Q&A: Can I purchase over-the-counter progesterone cream?
I'm having trouble conceiving. My temperatures after ovulation are the same as before ovulation, and I heard that this can be a sign of a progesterone deficiency. If so, can I supplement my progesterone with an over-the-counter preparation?
There are many points that I want to make with my answer to your question.
- Progesterone itself is classified as a thermogenic hormone. That is, it tends to raise your basal metabolic temperature by about one-half to one degree when it’s secreted from an ovary that has successfully ovulated. It is secreted to adequate levels when there’s been a decent ovulation. So treating low progesterone after a faulty ovulation is only wishful thinking. This won’t help a bad egg. In the rare cases in which there’s been an adequate ovulation but low progesterone, then progesterone will be useful to stabilize the implantation bed of the uterus for the fertilized egg. Repeated miscarriages may support this concern, but only a doctor trained for this can distinguish between the two.
- The basal metabolic temperature is your resting temperature while at complete rest. Therefore, care must be taken to take it when you wake up before you do anything—even before going to the bathroom. Any activity will throw it off. Also, since subtle changes in temperature of less than a degree call for more exact measurements, you need a special thermometer, called a Basal Body Thermometer (BBT). A regular thermometer won’t cut it. I still prefer the BBT even over the electronic thermometers.
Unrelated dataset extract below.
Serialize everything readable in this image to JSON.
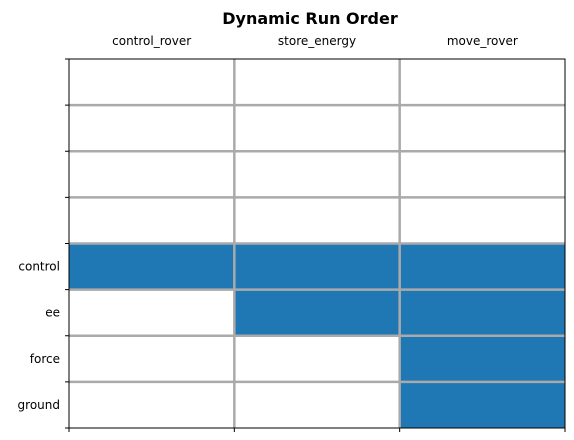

- Over-the-counter remedies aren’t considered pharmaceutical-grade, and therefore, they’re understudied, unregulated, and unreliable. For something as important as conception, physician supervision of FDA-approved and FDA-scrutinized hormones is necessary. Especially if there’s a problem with ovulation.
- Infertility can often be multifactorial (have many causes at the same time). Know what you”re dealing with before throwing good money at it. For instance, what if your husband has prostatitis? This could affect the sperm count, dooming you to continued infertility while you’re paying through the nose for progesterone creams sold by people who usually have no biochemistry background at all.
In summary, what you’re trying to do is save money and hassle, and I can understand perfectly your motivation. But your plan involves bad science. You get what you pay for, and this is especially true in something as important as infertility.